Mi prima Elisa y yo nos criáramos juntos y fuimos inseparables hasta que un día de Reyes se rompió la relación uña y carne. Fue por culpa de una muñeca de trapo con cara de cartón (la hiciera la madre que era costurera) que le regalaran a ella y una pistola de agua que me regalaran a mí. Estaba mi prima con la muñeca en brazos, cuando le dije:

-Hay que lavarle la cara para que sea más bonita.

Vacié mi pistola de agua en la cara de la muñeca. Al rato la muñeca estaba desgraciada, mi prima llorando y yo sin pistola.

Elisa lo tomó tan a pecho que me cortó el habla, o eso pensé por aquel entonces… Muchos años después, Elisa, era una joven guapísima, muy morena, alta cómo un pino y delgada cómo un palillo, de ojos azules y cabello de color negro azabache que recogía en dos trenzas.

Eran las seis de la tarde de un martes del mes de diciembre. Vestía Elisa su viejo vestido con rayas verticales rojas y negras que le daba por debajo de las rodillas y calzaba sus zapatones de encargo, que llevaba con unos calcetines rojos cuando se levantó un viento muy fuerte. Se le subió la falda y le vi las piernas y las bragas blancas. Elisa, sin soltar el saco que llevaba en la mano para llenar de piñas, bajó el vestido, se agachó, juntó las rodillas, abrió las piernas y con una mano detrás y la otra delante lo apretaba contra ella. Se arrimó de espaldas a un pino, y con las dos manos sobre la pelvis, las rodillas juntas y las piernas abiertas, me dijo:

-¡¿Qué miras?!

-Te miro a ti.

No sé si fue por dirigirme la palabra o por el viento, pero estaba cabreada.

-¡¿Y qué coño ves?!

Rompí a reír, y después le dije:

-No, el coño no te lo vi.

Si pudiera soltar el vestido me mordía en la cabeza. Sus ojos parecían los de una loca. Me dijo:

-¡Cabrón!

-Cabrón… Hombre que está casado con una mujer que le es infiel, especialmente si consiente en el adulterio… No estoy casado, no soy un cabrón.
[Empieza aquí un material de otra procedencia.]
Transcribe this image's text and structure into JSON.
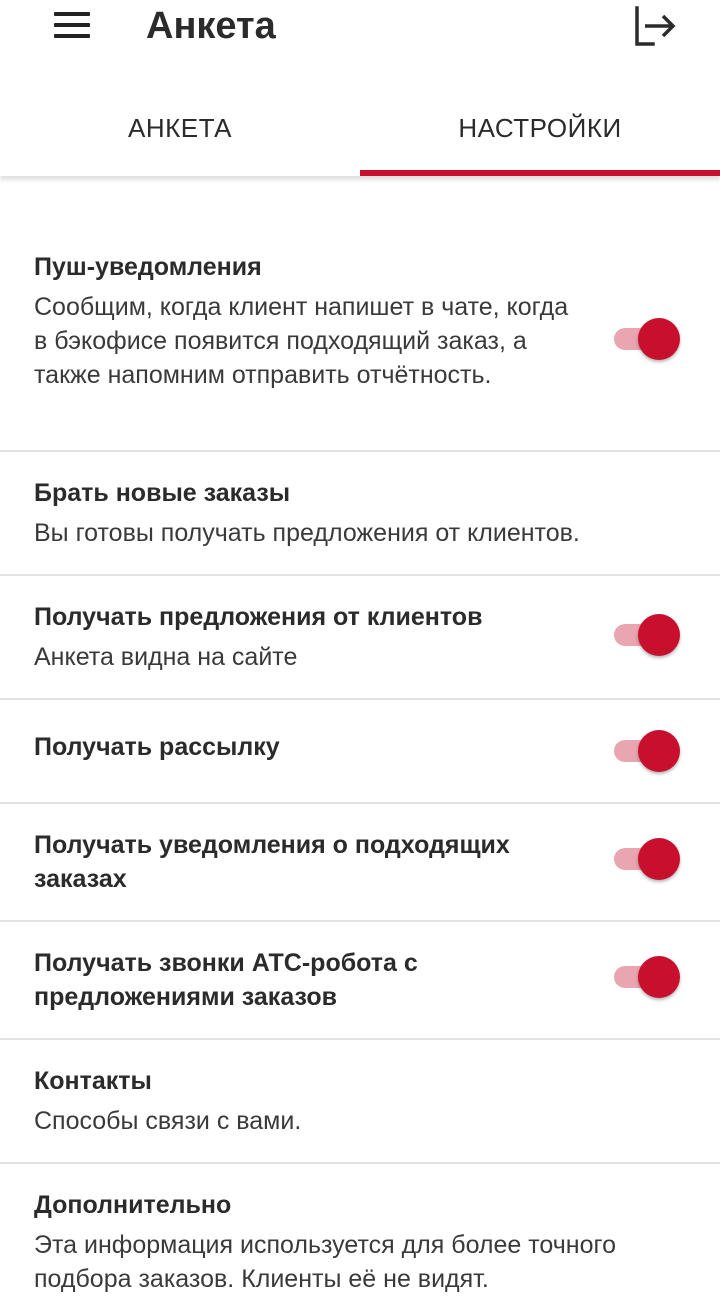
{
  "header": {
    "title": "Анкета",
    "menu_icon": "hamburger-menu-icon",
    "logout_icon": "logout-arrow-icon"
  },
  "tabs": [
    {
      "label": "АНКЕТА",
      "active": false
    },
    {
      "label": "НАСТРОЙКИ",
      "active": true
    }
  ],
  "colors": {
    "accent": "#c8102e",
    "switch_track": "#e9a5b0",
    "divider": "#e2e2e2"
  },
  "settings": [
    {
      "title": "Пуш-уведомления",
      "subtitle": "Сообщим, когда клиент напишет в чате, когда в бэкофисе появится подходящий заказ, а также напомним отправить отчётность.",
      "toggle": true
    },
    {
      "title": "Брать новые заказы",
      "subtitle": "Вы готовы получать предложения от клиентов."
    },
    {
      "title": "Получать предложения от клиентов",
      "subtitle": "Анкета видна на сайте",
      "toggle": true
    },
    {
      "title": "Получать рассылку",
      "toggle": true
    },
    {
      "title": "Получать уведомления о подходящих заказах",
      "toggle": true
    },
    {
      "title": "Получать звонки АТС-робота с предложениями заказов",
      "toggle": true
    },
    {
      "title": "Контакты",
      "subtitle": "Способы связи с вами."
    },
    {
      "title": "Дополнительно",
      "subtitle": "Эта информация используется для более точного подбора заказов. Клиенты её не видят."
    }
  ]
}
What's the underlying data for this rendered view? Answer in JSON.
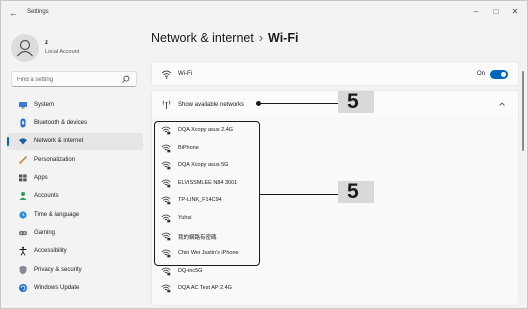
{
  "window": {
    "title": "Settings"
  },
  "user": {
    "name": "z",
    "account_type": "Local Account"
  },
  "search": {
    "placeholder": "Find a setting"
  },
  "sidebar": {
    "items": [
      {
        "label": "System",
        "icon": "monitor-icon",
        "selected": false
      },
      {
        "label": "Bluetooth & devices",
        "icon": "bluetooth-icon",
        "selected": false
      },
      {
        "label": "Network & internet",
        "icon": "wifi-icon",
        "selected": true
      },
      {
        "label": "Personalization",
        "icon": "brush-icon",
        "selected": false
      },
      {
        "label": "Apps",
        "icon": "apps-icon",
        "selected": false
      },
      {
        "label": "Accounts",
        "icon": "person-icon",
        "selected": false
      },
      {
        "label": "Time & language",
        "icon": "globe-clock-icon",
        "selected": false
      },
      {
        "label": "Gaming",
        "icon": "gamepad-icon",
        "selected": false
      },
      {
        "label": "Accessibility",
        "icon": "accessibility-icon",
        "selected": false
      },
      {
        "label": "Privacy & security",
        "icon": "shield-icon",
        "selected": false
      },
      {
        "label": "Windows Update",
        "icon": "update-icon",
        "selected": false
      }
    ]
  },
  "breadcrumb": {
    "parent": "Network & internet",
    "separator": "›",
    "current": "Wi-Fi"
  },
  "wifi": {
    "label": "Wi-Fi",
    "state": "On",
    "enabled": true
  },
  "show_networks": {
    "label": "Show available networks",
    "expanded": true
  },
  "networks": [
    "DQA Xcopy asus 2.4G",
    "BiPhone",
    "DQA Xcopy asus 5G",
    "ELVISSMLEE N84 3001",
    "TP-LINK_F14C94",
    "Yuhsi",
    "我的網路有密碼",
    "Chin Wei Justin's iPhone",
    "DQ-inc5G",
    "DQA AC Test AP 2.4G"
  ],
  "callouts": {
    "show_networks": "5",
    "network_list": "5"
  },
  "colors": {
    "accent": "#0067c0",
    "callout_bg": "#d9d9d9"
  }
}
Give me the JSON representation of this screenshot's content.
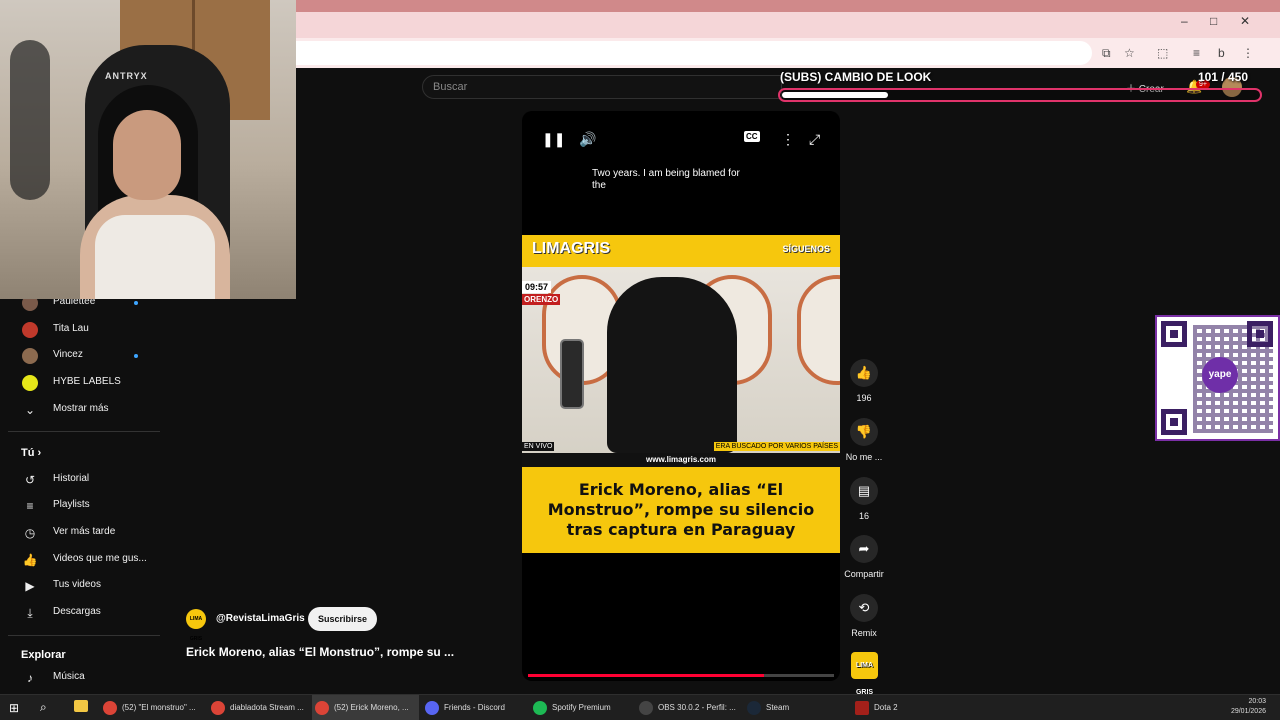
{
  "webcam": {
    "brand": "ANTRYX"
  },
  "browser": {
    "window_controls": {
      "minimize": "–",
      "maximize": "□",
      "close": "✕"
    },
    "tools": [
      "⧉",
      "☆",
      "⬚",
      "≡",
      "b",
      "⋮"
    ]
  },
  "yt_header": {
    "search_placeholder": "Buscar",
    "create_label": "Crear",
    "notification_badge": "9+"
  },
  "subs_goal": {
    "title": "(SUBS) CAMBIO DE LOOK",
    "count": "101 / 450",
    "progress": 0.2244
  },
  "sidebar": {
    "subscriptions": [
      {
        "label": "Paulettee",
        "color": "#7a5a4a",
        "new": true
      },
      {
        "label": "Tita Lau",
        "color": "#c0392b",
        "new": false
      },
      {
        "label": "Vincez",
        "color": "#8c6a4f",
        "new": true
      },
      {
        "label": "HYBE LABELS",
        "color": "#e5e619",
        "new": false
      }
    ],
    "show_more": "Mostrar más",
    "you_heading": "Tú",
    "you_items": [
      {
        "label": "Historial",
        "icon": "history-icon",
        "glyph": "↺"
      },
      {
        "label": "Playlists",
        "icon": "playlist-icon",
        "glyph": "≡"
      },
      {
        "label": "Ver más tarde",
        "icon": "clock-icon",
        "glyph": "◷"
      },
      {
        "label": "Videos que me gus...",
        "icon": "thumbs-up-icon",
        "glyph": "👍"
      },
      {
        "label": "Tus videos",
        "icon": "video-icon",
        "glyph": "▶"
      },
      {
        "label": "Descargas",
        "icon": "download-icon",
        "glyph": "⤓"
      }
    ],
    "explore_heading": "Explorar",
    "explore_items": [
      {
        "label": "Música",
        "icon": "music-icon",
        "glyph": "♪"
      }
    ]
  },
  "player": {
    "caption": "Two years.   I am being blamed for the",
    "cc_label": "CC",
    "progress": 0.77,
    "video": {
      "logo": "LIMAGRIS",
      "follow": "SÍGUENOS",
      "time": "09:57",
      "place": "ORENZO",
      "live": "EN VIVO",
      "ticker": "ERA BUSCADO POR VARIOS PAÍSES",
      "url": "www.limagris.com",
      "headline": "Erick Moreno, alias “El Monstruo”, rompe su silencio tras captura en Paraguay"
    }
  },
  "actions": {
    "like_count": "196",
    "dislike_label": "No me ...",
    "comment_count": "16",
    "share_label": "Compartir",
    "remix_label": "Remix",
    "channel_thumb": "LIMA GRIS"
  },
  "short_info": {
    "channel_avatar": "LIMA GRIS",
    "channel": "@RevistaLimaGris",
    "subscribe": "Suscribirse",
    "title": "Erick Moreno, alias “El Monstruo”, rompe su ..."
  },
  "qr": {
    "label": "yape"
  },
  "taskbar": {
    "apps": [
      {
        "label": "(52) \"El monstruo\" ...",
        "color": "#db4437",
        "active": false
      },
      {
        "label": "diabladota Stream ...",
        "color": "#db4437",
        "active": false
      },
      {
        "label": "(52) Erick Moreno, ...",
        "color": "#db4437",
        "active": true
      },
      {
        "label": "Friends - Discord",
        "color": "#5865f2",
        "active": false
      },
      {
        "label": "Spotify Premium",
        "color": "#1db954",
        "active": false
      },
      {
        "label": "OBS 30.0.2 - Perfil: ...",
        "color": "#444",
        "active": false
      },
      {
        "label": "Steam",
        "color": "#1b2838",
        "active": false
      },
      {
        "label": "Dota 2",
        "color": "#a3201a",
        "active": false
      }
    ],
    "time": "20:03",
    "date": "29/01/2026"
  }
}
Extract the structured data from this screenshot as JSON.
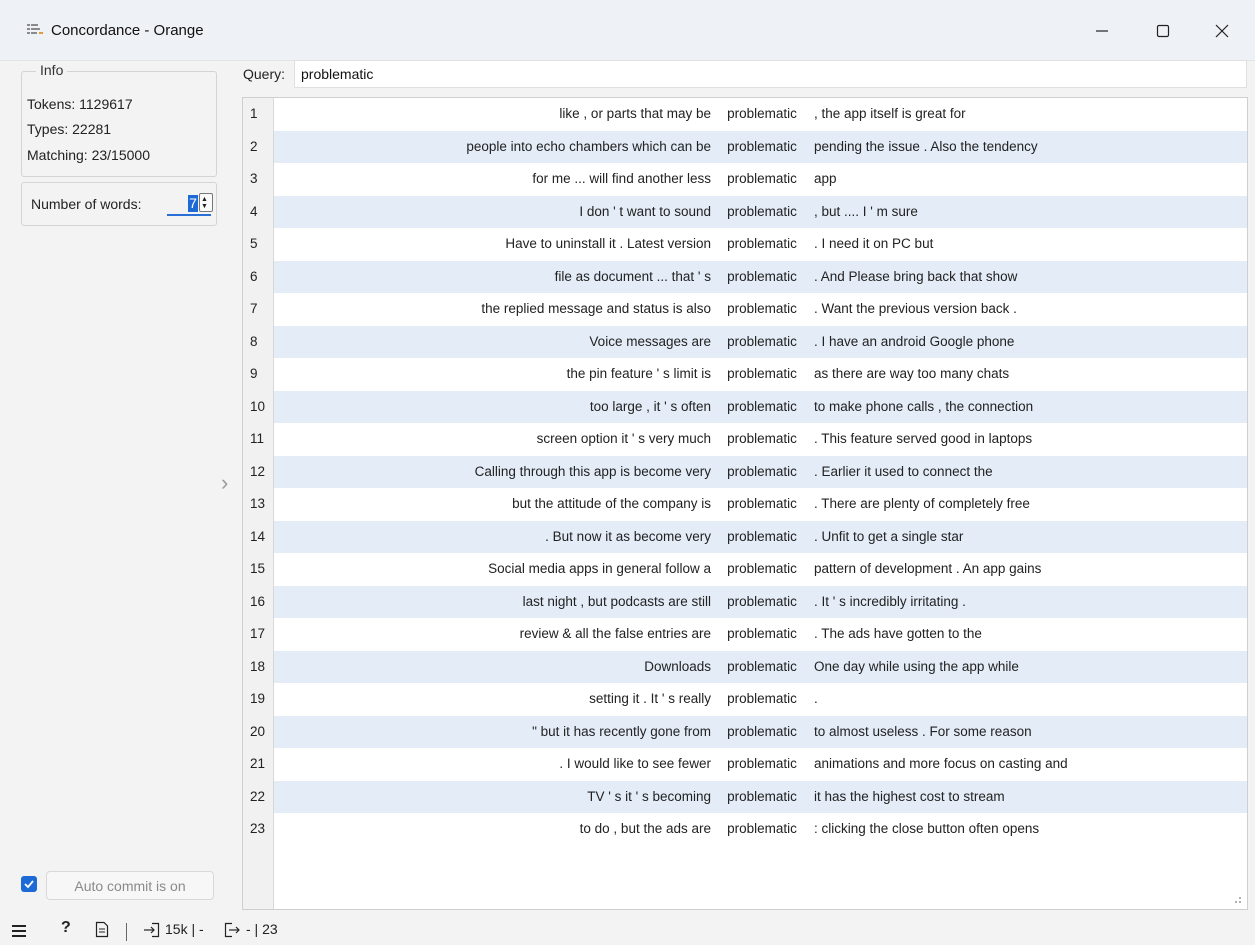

Me seguía echando unas miradas que mataban.

-Ya salió el estudiado. ¡Si supieras cómo te odio! ¡¡Vete!!

-Me voy, pero tú debías salir de debajo del pino, con el viento que sopla te puede caer una piña en la cabeza.

Comenzó a llover con ganas. Corrí hacia la casa de la Meiga, mi perro me siguió y Elisa corrió detrás de él.

La casa de la Meiga (bruja) era una casa abandonada donde viviera una mujer que tenía docenas de gatos negros, por eso le llamaban la Meiga (había muerto hacía un par de meses). Tenía un solo hueco, sin revestir, en que estaba la lareira (cocina de piedra), el comedor, que lo formaba una mesa y dos banquetas, una cama que tenía una cobertura hecha de pieles de conejo y tenía dos ventanas y una puerta de roble sin pintar.

Llegamos a la casa calados. Frotándose las manos, dijo:

-¡Qué frío!

-¿Enciendo un fuego?

Seguía de morros.

-Haz lo que te dé la gana.

Cogí dos piñas en su saco y palos que había debajo de la lareira. Encendí el fuego con mi mechero de gasolina, y después le dije:

-¿Cómo me puedes guardar rencor después de tantos años?

-Yo no te guardo rencor.

-¿Y por qué hace tanto tiempo que no me hablas?

-Me lo prohibió mi madre. Me dijo que acabarías siendo una mala influencia. El tiempo le dio la razón.

Todo lo que me decía era nuevo para mí.

-¡¿En qué?!

-¿De cuantas amigas mías te reíste?

Le eché unos palos más al fuego, y le dije:

-¿Yo? De ninguna.

-Carmiña me dijo…

No la dejé acabar de hablar.

-Carmiña me metió unos cuernos que no entraba por la puerta de mi casa.

Me miró. Su cara era de sorpresa. Me preguntó:

-¿Con quién te metió los cuernos?

-Eso pregúntaselo a ella.

-¿Y las otras siete?

-¡Coño! Las tienes bien contadas.

-¿Qué pasó con ellas?

-Me dejaron ellas a mí.

-Si me dijeron todas que se la metiste.

-Y metí, eso fue lo malo.

-¿Para quién?

-Para mí. Después de probar mi polla quisieron probar otras.

-¿No me mientes?

-¿Qué gano con mentirte?

Estuvimos un momento callados frente al fuego. Rompí yo el silencio.

-¿Ya entraste en calor?

Volvió al tema de antes.

-¿De verdad que todas te metieron los cuernos?

-Todas.

-¿Y te enamoraste de todas?

-Las quise a todas, pero enamorarme no me enamoré de ninguna.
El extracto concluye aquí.